When senior pitcher Zach Hirsch awoke Monday morning, he didn't know exactly how he was supposed to feel. His first four years at Nebraska had yielded varying levels of success, but never enough to where the Huskers would be playing in the postseason. But at 40-19, NU was all but assured of making the NCAA Tournament for the first time since 2008.
"I've never been in this position - none of these guys have," Hirsch said. "To wake up and know that there was a good chance of us being in a regional was very exciting."
The dream became official a few hours later as it was announced that the Huskers are headed to Stillwater, Okla., this week. Joining the Huskers are Oklahoma State, Binghamton and Cal State Fullerton, which the Huskers will face in their opening game Friday at 1 p.m. NU is the No. 2 seed.
"It's fun to see us back where we need to be," senior outfielder Michael Pritchard said. "Getting a two seed shows us how far we've come. As a two seed, you know you're a top 30 team in the country and you know where you stand."
The moment was especially rewarding for the team's seniors, particularly those like Pritchard, Hirsch and Luke Bublitz, who have all been with the program for the past four or five seasons (Hirsch redshirted in 2010, Bublitz in 2011). Back in 2011, the Huskers finished 30-25 and didn't even make the Big 12 Tournament.
The team got progressively better and came within one game of making the tournament field last season. But to final get over the hump made the moment all the more satisfying.
"We've been through the ups and the downs and probably the lowest part of this program," Pritchard said. "My freshman year (2011) was probably as low as it gets. Getting back in the tournament is something you dream of doing. I would have loved to do it as a freshman, but it didn't work. Getting here is special and you can't take away anything from this group of guys."
But coach Darin Erstad didn't come to Nebraska with the mindset that this would be a step-by-step approach. When he took over following the 2012 season, Erstad understood that there would be some growing pains, but he wanted results immediately.

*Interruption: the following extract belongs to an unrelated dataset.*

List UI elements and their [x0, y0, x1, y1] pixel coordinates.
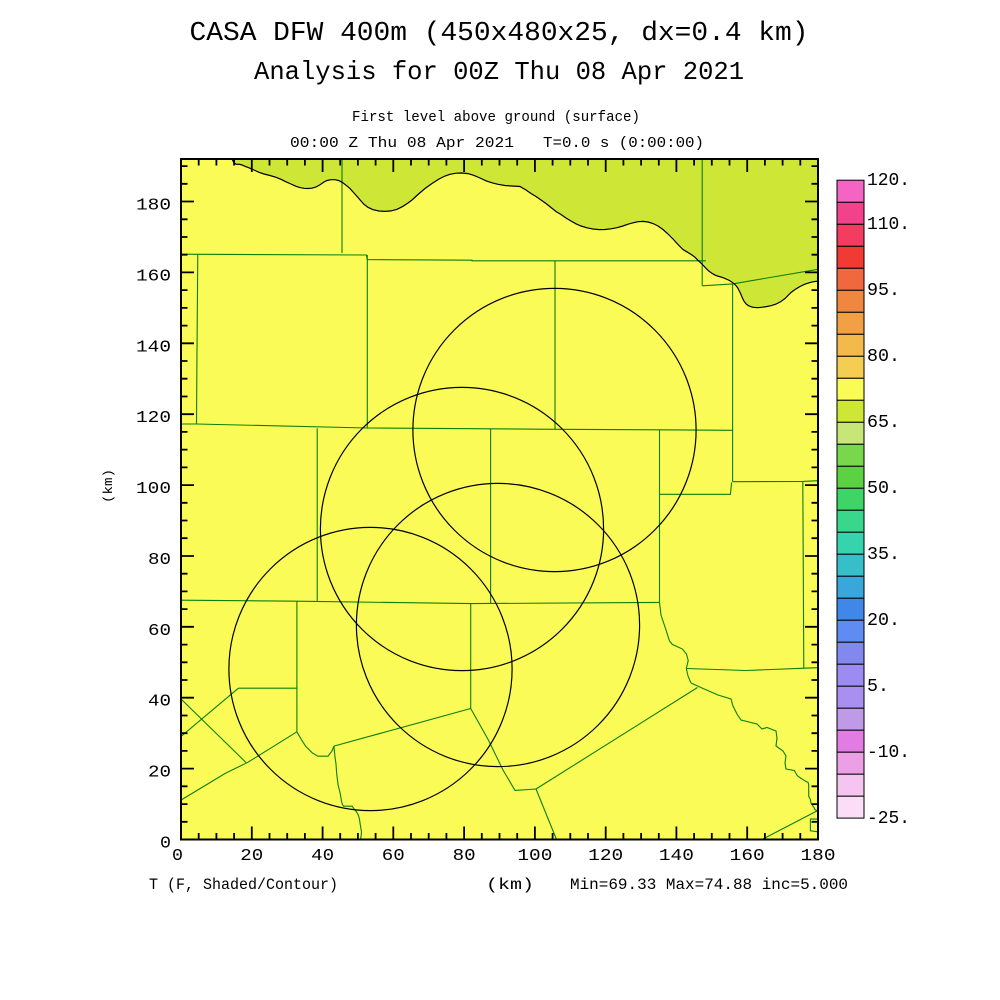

"The second we got here we were trying to make it all the way," Erstad said. "I don't believe in that step thing. Why would we ever set our bar so low that you put yourself in that situation? I want our guys to expect to go to Omaha every single year and win every year. If you don't have that mindset, you're in the wrong place."
Nebraska's draw isn't an easy one. Cal State Fullerton finished just 32-22 but has won 10 of its past 12 games and will likely send ace Justin Garza (2.51 ERA, 56 strikeouts, 13 walks) to the mound against the Huskers. Nebraska was swept in four games against the Titans in 2013.

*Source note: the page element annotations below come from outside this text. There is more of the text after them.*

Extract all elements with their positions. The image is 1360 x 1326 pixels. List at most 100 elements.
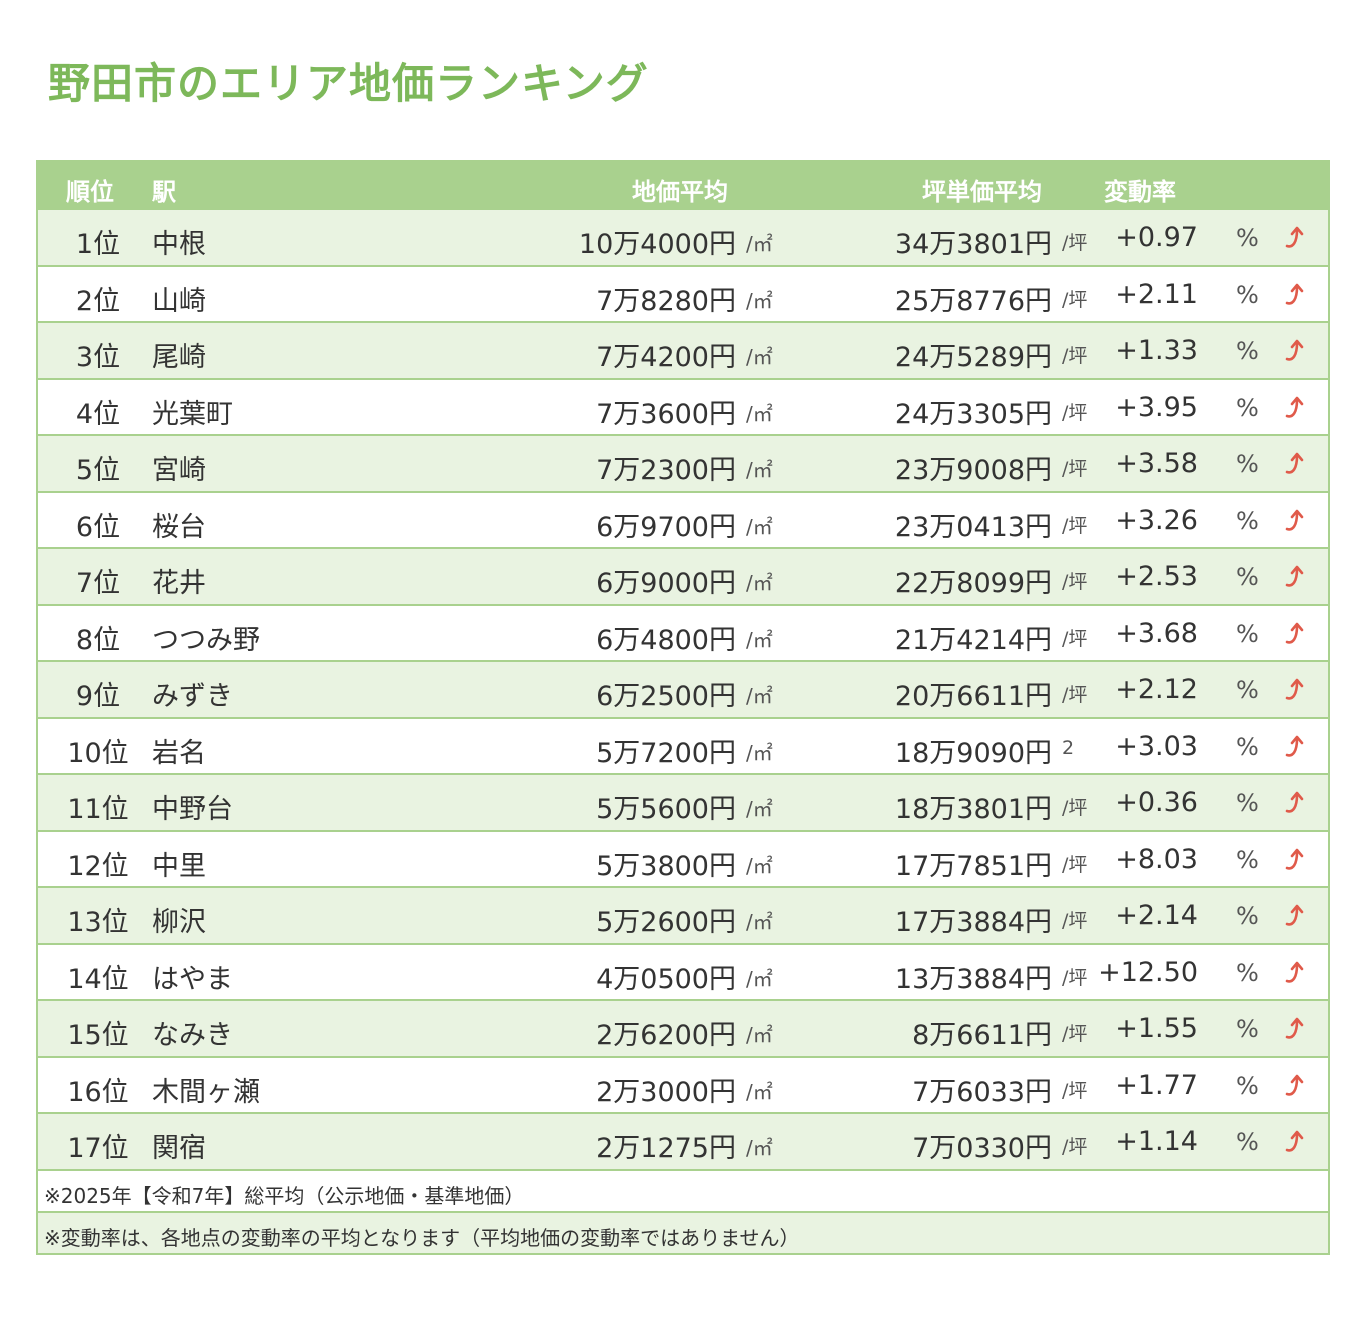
table-row: 7位 花井 6万9000円 /㎡ 22万8099円/坪 +2.53% [38,547,1328,604]
land-price-cell: 5万2600円 [596,907,736,938]
land-price-cell: 2万3000円 [596,1076,736,1108]
land-price-unit: /㎡ [746,571,773,595]
land-price-unit: /㎡ [746,853,773,878]
tsubo-price-unit: /坪 [1062,401,1088,424]
up-arrow-icon [1284,676,1306,704]
land-price-unit: /㎡ [746,232,773,256]
land-price-unit: /㎡ [746,1079,773,1104]
tsubo-price-cell: 25万8776円 [894,285,1052,317]
rank-cell: 9位 [75,681,121,712]
percent-sign: % [1236,1015,1259,1043]
change-rate-cell: +3.26 [1115,504,1198,536]
land-price-unit: /㎡ [746,458,773,482]
rank-cell: 8位 [75,624,121,656]
percent-sign: % [1236,450,1259,478]
tsubo-price-cell: 17万7851円 [894,850,1052,882]
percent-sign: % [1236,619,1259,648]
up-arrow-icon [1284,337,1306,365]
rank-cell: 12位 [67,850,129,882]
rank-cell: 4位 [75,398,121,430]
land-price-unit: /㎡ [746,1136,773,1160]
tsubo-price-unit: /坪 [1062,1136,1088,1158]
up-arrow-icon [1284,1072,1306,1100]
tsubo-price-unit: /坪 [1062,684,1088,706]
tsubo-price-cell: 22万8099円 [894,568,1052,599]
header-tsubo-price: 坪単価平均 [922,178,1042,206]
note-change-rate-text: ※変動率は、各地点の変動率の平均となります（平均地価の変動率ではありません） [44,1225,800,1250]
tsubo-price-unit: /坪 [1062,853,1088,876]
percent-sign: % [1236,1128,1259,1156]
note-average: ※2025年【令和7年】総平均（公示地価・基準地価） [38,1168,1328,1211]
percent-sign: % [1236,1071,1259,1100]
up-arrow-icon [1284,789,1306,817]
ranking-table: 順位 駅 地価平均 坪単価平均 変動率 1位 中根 10万4000円 /㎡ 34万380… [36,160,1330,1255]
table-row: 2位 山崎 7万8280円 /㎡ 25万8776円/坪 +2.11% [38,264,1328,321]
land-price-cell: 10万4000円 [578,229,736,260]
land-price-unit: /㎡ [746,514,773,539]
header-rank: 順位 [66,178,114,206]
land-price-unit: /㎡ [746,345,773,369]
rank-cell: 11位 [67,794,129,825]
land-price-unit: /㎡ [746,966,773,991]
change-rate-cell: +1.55 [1115,1013,1198,1044]
tsubo-price-unit: /坪 [1062,345,1088,367]
tsubo-price-unit: /坪 [1062,514,1088,537]
table-row: 17位 関宿 2万1275円 /㎡ 7万0330円/坪 +1.14% [38,1112,1328,1169]
land-price-cell: 7万3600円 [596,398,736,430]
table-row: 14位 はやま 4万0500円 /㎡ 13万3884円/坪 +12.50% [38,942,1328,999]
land-price-cell: 2万6200円 [596,1020,736,1051]
change-rate-cell: +3.03 [1115,730,1198,762]
percent-sign: % [1236,732,1259,761]
change-rate-cell: +3.68 [1115,617,1198,649]
tsubo-price-unit: /坪 [1062,966,1088,989]
table-row: 11位 中野台 5万5600円 /㎡ 18万3801円/坪 +0.36% [38,773,1328,830]
percent-sign: % [1236,224,1259,252]
note-change-rate: ※変動率は、各地点の変動率の平均となります（平均地価の変動率ではありません） [38,1210,1328,1253]
tsubo-price-cell: 21万4214円 [894,624,1052,656]
change-rate-cell: +3.58 [1115,448,1198,479]
station-cell: 宮崎 [152,455,206,486]
station-cell: なみき [152,1020,233,1051]
land-price-cell: 6万4800円 [596,624,736,656]
change-rate-cell: +3.95 [1115,391,1198,423]
table-row: 10位 岩名 5万7200円 /㎡ 18万9090円 2 +3.03% [38,716,1328,773]
land-price-cell: 7万2300円 [596,455,736,486]
table-row: 4位 光葉町 7万3600円 /㎡ 24万3305円/坪 +3.95% [38,377,1328,434]
up-arrow-icon [1284,1128,1306,1156]
station-cell: 関宿 [152,1133,206,1164]
up-arrow-icon [1284,281,1306,309]
tsubo-price-cell: 24万3305円 [894,398,1052,430]
land-price-cell: 6万9700円 [596,511,736,543]
tsubo-price-cell: 13万3884円 [894,963,1052,995]
table-row: 15位 なみき 2万6200円 /㎡ 8万6611円/坪 +1.55% [38,999,1328,1056]
tsubo-price-unit: /坪 [1062,797,1088,819]
table-header: 順位 駅 地価平均 坪単価平均 変動率 [38,162,1328,208]
land-price-cell: 7万4200円 [596,342,736,373]
land-price-cell: 6万2500円 [596,681,736,712]
table-row: 8位 つつみ野 6万4800円 /㎡ 21万4214円/坪 +3.68% [38,603,1328,660]
percent-sign: % [1236,337,1259,365]
tsubo-price-cell: 18万9090円 [894,737,1052,769]
table-row: 12位 中里 5万3800円 /㎡ 17万7851円/坪 +8.03% [38,829,1328,886]
percent-sign: % [1236,845,1259,874]
station-cell: 木間ヶ瀬 [152,1076,260,1108]
tsubo-price-unit: /坪 [1062,627,1088,650]
up-arrow-icon [1284,224,1306,252]
tsubo-price-cell: 20万6611円 [894,681,1052,712]
percent-sign: % [1236,506,1259,535]
percent-sign: % [1236,393,1259,422]
table-row: 13位 柳沢 5万2600円 /㎡ 17万3884円/坪 +2.14% [38,886,1328,943]
rank-cell: 16位 [67,1076,129,1108]
station-cell: 岩名 [152,737,206,769]
table-row: 3位 尾崎 7万4200円 /㎡ 24万5289円/坪 +1.33% [38,321,1328,378]
change-rate-cell: +2.14 [1115,900,1198,931]
table-row: 16位 木間ヶ瀬 2万3000円 /㎡ 7万6033円/坪 +1.77% [38,1055,1328,1112]
rank-cell: 10位 [67,737,129,769]
land-price-cell: 7万8280円 [596,285,736,317]
tsubo-price-unit: 2 [1062,736,1075,759]
land-price-unit: /㎡ [746,740,773,765]
land-price-unit: /㎡ [746,684,773,708]
up-arrow-icon [1284,846,1306,874]
header-change-rate: 変動率 [1104,178,1176,206]
up-arrow-icon [1284,959,1306,987]
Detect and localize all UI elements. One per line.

Oklahoma State is no slouch, either. The Cowboys finished 45-16 and were 22-8 at home. They hit 49 home runs as a team and swept Nebraska in a doubleheader last season.
While the road ahead may be daunting, the Huskers aren't sweating it right now. They will take moment to savor the feeling of finally reaching college baseball's second season, but their work is far from done.

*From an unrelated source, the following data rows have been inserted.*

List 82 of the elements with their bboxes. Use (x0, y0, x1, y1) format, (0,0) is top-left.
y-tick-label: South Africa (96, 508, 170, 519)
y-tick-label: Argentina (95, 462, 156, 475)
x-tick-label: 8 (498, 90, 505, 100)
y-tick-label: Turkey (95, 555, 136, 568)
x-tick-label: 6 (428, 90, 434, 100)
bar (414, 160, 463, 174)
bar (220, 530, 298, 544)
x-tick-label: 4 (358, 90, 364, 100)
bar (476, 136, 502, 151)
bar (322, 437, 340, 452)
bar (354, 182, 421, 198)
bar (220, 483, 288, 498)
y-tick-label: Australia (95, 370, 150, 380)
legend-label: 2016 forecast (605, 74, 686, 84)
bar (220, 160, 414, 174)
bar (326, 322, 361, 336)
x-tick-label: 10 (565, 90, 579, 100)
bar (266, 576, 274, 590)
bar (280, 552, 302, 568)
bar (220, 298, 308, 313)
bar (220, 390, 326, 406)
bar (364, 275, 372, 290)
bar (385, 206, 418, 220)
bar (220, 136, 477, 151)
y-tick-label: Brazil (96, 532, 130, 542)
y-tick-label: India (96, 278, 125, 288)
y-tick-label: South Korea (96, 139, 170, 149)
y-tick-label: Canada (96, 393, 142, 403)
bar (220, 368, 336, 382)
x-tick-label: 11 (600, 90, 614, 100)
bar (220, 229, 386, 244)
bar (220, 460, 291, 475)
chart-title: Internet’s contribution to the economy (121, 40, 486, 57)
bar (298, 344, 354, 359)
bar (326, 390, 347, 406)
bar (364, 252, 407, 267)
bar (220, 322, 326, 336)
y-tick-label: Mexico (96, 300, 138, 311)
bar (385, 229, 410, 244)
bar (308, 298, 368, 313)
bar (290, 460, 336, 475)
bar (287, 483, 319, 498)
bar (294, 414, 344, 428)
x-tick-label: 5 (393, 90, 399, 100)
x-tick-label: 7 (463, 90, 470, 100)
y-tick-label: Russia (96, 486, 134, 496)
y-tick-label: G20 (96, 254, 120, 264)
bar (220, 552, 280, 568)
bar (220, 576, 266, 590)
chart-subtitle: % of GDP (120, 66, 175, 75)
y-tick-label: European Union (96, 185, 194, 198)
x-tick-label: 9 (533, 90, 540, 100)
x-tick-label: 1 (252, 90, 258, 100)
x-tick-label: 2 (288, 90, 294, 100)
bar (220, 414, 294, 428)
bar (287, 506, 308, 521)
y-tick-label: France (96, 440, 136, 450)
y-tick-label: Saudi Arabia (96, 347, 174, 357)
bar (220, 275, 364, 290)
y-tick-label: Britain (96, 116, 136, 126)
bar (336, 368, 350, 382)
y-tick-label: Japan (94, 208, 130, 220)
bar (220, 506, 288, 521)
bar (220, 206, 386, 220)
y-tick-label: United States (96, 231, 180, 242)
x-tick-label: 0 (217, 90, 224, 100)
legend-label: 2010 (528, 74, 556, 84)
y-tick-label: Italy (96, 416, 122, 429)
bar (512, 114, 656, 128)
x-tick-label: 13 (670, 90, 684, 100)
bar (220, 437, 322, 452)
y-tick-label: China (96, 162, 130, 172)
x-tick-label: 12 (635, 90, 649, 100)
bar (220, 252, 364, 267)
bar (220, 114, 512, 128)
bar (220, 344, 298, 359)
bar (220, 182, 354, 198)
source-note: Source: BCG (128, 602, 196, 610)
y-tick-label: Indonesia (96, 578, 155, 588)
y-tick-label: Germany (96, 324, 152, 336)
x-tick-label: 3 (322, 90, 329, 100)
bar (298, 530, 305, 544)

"All you've got to do is get your foot in the door and anything can happen," Erstad said. "This is the ultimate bonus baseball. Right now everybody is a good team. It all boils down to who gets hot with the bats. Everybody can pitch and play defense, and whoever gets hot with the bats makes runs in these situations."
Christian DeLeon update
Nebraska ace Christian DeLeon hasn't pitched in a game since April 25 due to arm soreness. Erstad said his status remains day-to-day and that if he is used in the regional, it likely won't be a long, nine-inning outing.
"He still hasn't spun any breaking balls or thrown his off-speed stuff off the mound," Erstad said. "There's an outside chance we could use him in some form over the weekend. That's going to depend how he comes back tomorrow after throwing today off the mound. We'll see where it's at. Like I told him, there's no pressure on him. If you're ready, you're ready. If you're not, you're not. I'm not going to put a kid out there if he's not ready. That's not how I do things."